Porque, em última instância, é isso que está em jogo — jogo de vida, jogo de morte. Que está a acontecer no nosso mundo mediático (ao qual, insisto, pertenço) para que a morte de qualquer personalidade com alguma dimensão pública, ainda que minimalista, seja maioritariamente tratada como uma espécie de missa sem sacerdote que reduz essa mesma personalidade a uma figura angelical que viveu num universo sem contrastes nem contradições?
O filme O Livro de Imagem, derradeira longa-metragem de Godard — a meu ver tão significativo para a modernidade cinematográfica como Les Demoiselles d’Avignon (1907), de Pablo Picasso, para a pintura do século XX — estreou-se nas salas portuguesas, com distribuição da Midas Filmes, no dia 6 de dezembro de 2018. Segundo os dados oficiais do ICA (Instituto do Cinema e do Audiovisual), O Livro de Imagem esteve em exibição seis semanas, até 16 de janeiro, tendo sido visto por um total de 1343 espectadores.
A pequenez de tal número é apenas uma variante de um fenómeno das últimas décadas: são muito poucos os que, realmente, viram os filmes de Godard. O certo é que, perante o clamor de exaltação e reverência suscitado pela notícia da sua morte, dir-se-ia que, depois do lançamento de Gabriela (16 de maio de 1977), os nossos horários nobres têm sido preenchidos apenas e só com filmes de Godard...
Num curtíssimo filme (2 minutos) que aborda uma fotografia da guerra da Bósnia — Je Vous Salue, Sarajevo (1993) —, Godard fala da cultura como a “regra” e da arte como a “excepção”. E refere alguns “objectos” que estipulam a regra que “todos dizem”. São eles: “cigarro, computador, t-shirt, televisão, turismo, guerra”. Acrescenta que “ninguém diz a excepção”. Porquê? Porque “isso não se diz, escreve-se: Flaubert, Dostoievski; compõe-se: Gershwin, Mozart; pinta-se: Cézanne, Vermeer; filma-se: Antonioni, Vigo. Ou isso vive-se e, então, é a arte de viver: Srebrenica, Mostar, Sarajevo.” E termina citando Louis Aragon (peço desculpa pela tradução literal): “Quando for necessário fechar o livro, será sem lamentar nada. Vi tanta gente viver tão mal e tanta gente morrer tão bem.”
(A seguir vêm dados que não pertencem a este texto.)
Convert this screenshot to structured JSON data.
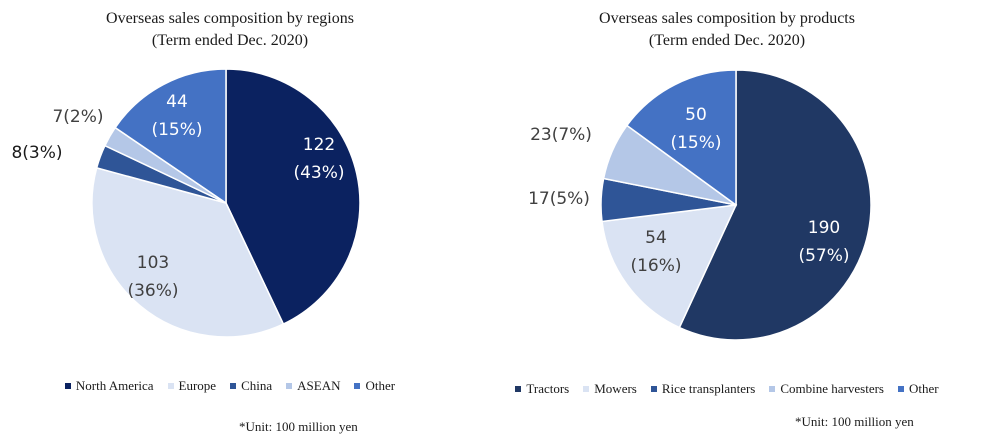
{
  "chart_data": [
    {
      "type": "pie",
      "title": "Overseas sales composition by regions",
      "subtitle": "(Term ended Dec. 2020)",
      "unit_note": "*Unit: 100 million yen",
      "legend_position": "bottom",
      "slices": [
        {
          "name": "North America",
          "value": 122,
          "label_value": "122",
          "label_pct": "(43%)",
          "color": "#0b2260",
          "label_color": "#ffffff",
          "label_inside": true
        },
        {
          "name": "Europe",
          "value": 103,
          "label_value": "103",
          "label_pct": "(36%)",
          "color": "#dae3f3",
          "label_color": "#404040",
          "label_inside": true
        },
        {
          "name": "China",
          "value": 8,
          "label_value": "8(3%)",
          "label_pct": "",
          "color": "#2f5597",
          "label_color": "#1a1a1a",
          "label_inside": false
        },
        {
          "name": "ASEAN",
          "value": 7,
          "label_value": "7(2%)",
          "label_pct": "",
          "color": "#b4c7e7",
          "label_color": "#404040",
          "label_inside": false
        },
        {
          "name": "Other",
          "value": 44,
          "label_value": "44",
          "label_pct": "(15%)",
          "color": "#4472c4",
          "label_color": "#ffffff",
          "label_inside": true
        }
      ]
    },
    {
      "type": "pie",
      "title": "Overseas sales composition by products",
      "subtitle": "(Term ended Dec. 2020)",
      "unit_note": "*Unit: 100 million yen",
      "legend_position": "bottom",
      "slices": [
        {
          "name": "Tractors",
          "value": 190,
          "label_value": "190",
          "label_pct": "(57%)",
          "color": "#203864",
          "label_color": "#ffffff",
          "label_inside": true
        },
        {
          "name": "Mowers",
          "value": 54,
          "label_value": "54",
          "label_pct": "(16%)",
          "color": "#dae3f3",
          "label_color": "#404040",
          "label_inside": true
        },
        {
          "name": "Rice transplanters",
          "value": 17,
          "label_value": "17(5%)",
          "label_pct": "",
          "color": "#2f5597",
          "label_color": "#404040",
          "label_inside": false
        },
        {
          "name": "Combine harvesters",
          "value": 23,
          "label_value": "23(7%)",
          "label_pct": "",
          "color": "#b4c7e7",
          "label_color": "#404040",
          "label_inside": false
        },
        {
          "name": "Other",
          "value": 50,
          "label_value": "50",
          "label_pct": "(15%)",
          "color": "#4472c4",
          "label_color": "#ffffff",
          "label_inside": true
        }
      ]
    }
  ]
}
Sempre me pareceu que muitas pessoas que rejeitam Godard (não me estou a referir a António-Pedro Vasconcelos, nem sequer a uma questão especificamente portuguesa), não o fazem por qualquer “gosto”, mas cedendo à lenda de um Godard “experimentalista”, alheio às convulsões do mundo. Em boa verdade, o que nele é mais radical, porventura mais incómodo, é o facto de, mal ou bem, nunca ter deixado de lidar com a vida e a morte, o indizível da morte e essa “arte de viver” que Bertolt Brecht (um dos seus mestres) considerava “a maior de todas as artes”.
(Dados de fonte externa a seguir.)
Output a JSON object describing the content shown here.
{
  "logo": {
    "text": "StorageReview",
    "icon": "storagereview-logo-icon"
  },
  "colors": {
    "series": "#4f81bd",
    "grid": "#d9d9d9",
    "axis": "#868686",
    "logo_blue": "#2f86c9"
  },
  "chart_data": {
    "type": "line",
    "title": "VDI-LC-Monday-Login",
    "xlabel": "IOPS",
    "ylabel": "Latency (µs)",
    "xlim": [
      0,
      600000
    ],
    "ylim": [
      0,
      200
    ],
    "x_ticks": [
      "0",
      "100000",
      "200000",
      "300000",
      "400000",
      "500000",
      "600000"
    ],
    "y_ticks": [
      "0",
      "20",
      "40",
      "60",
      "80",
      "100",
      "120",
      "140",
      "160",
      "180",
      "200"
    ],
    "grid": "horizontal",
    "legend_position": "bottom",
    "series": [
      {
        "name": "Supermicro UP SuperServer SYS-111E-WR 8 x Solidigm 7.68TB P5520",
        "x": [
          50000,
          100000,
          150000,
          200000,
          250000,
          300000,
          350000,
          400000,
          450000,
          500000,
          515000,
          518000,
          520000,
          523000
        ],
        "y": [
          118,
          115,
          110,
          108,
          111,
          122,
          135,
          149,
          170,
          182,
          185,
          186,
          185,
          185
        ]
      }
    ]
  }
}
O que é intolerável para a formatação mediática do nosso presente é que a arte não seja (nunca foi, nunca será) um consenso sancionado por serviços fúnebres, mas uma guerra de ideias. Na publicidade ao filme O Livro de Imagem, há um texto que começa com uma pergunta romântica: “Ainda te lembras como costumávamos treinar o nosso pensamento?” E termina com uma informação jornalística: “A guerra está aqui.”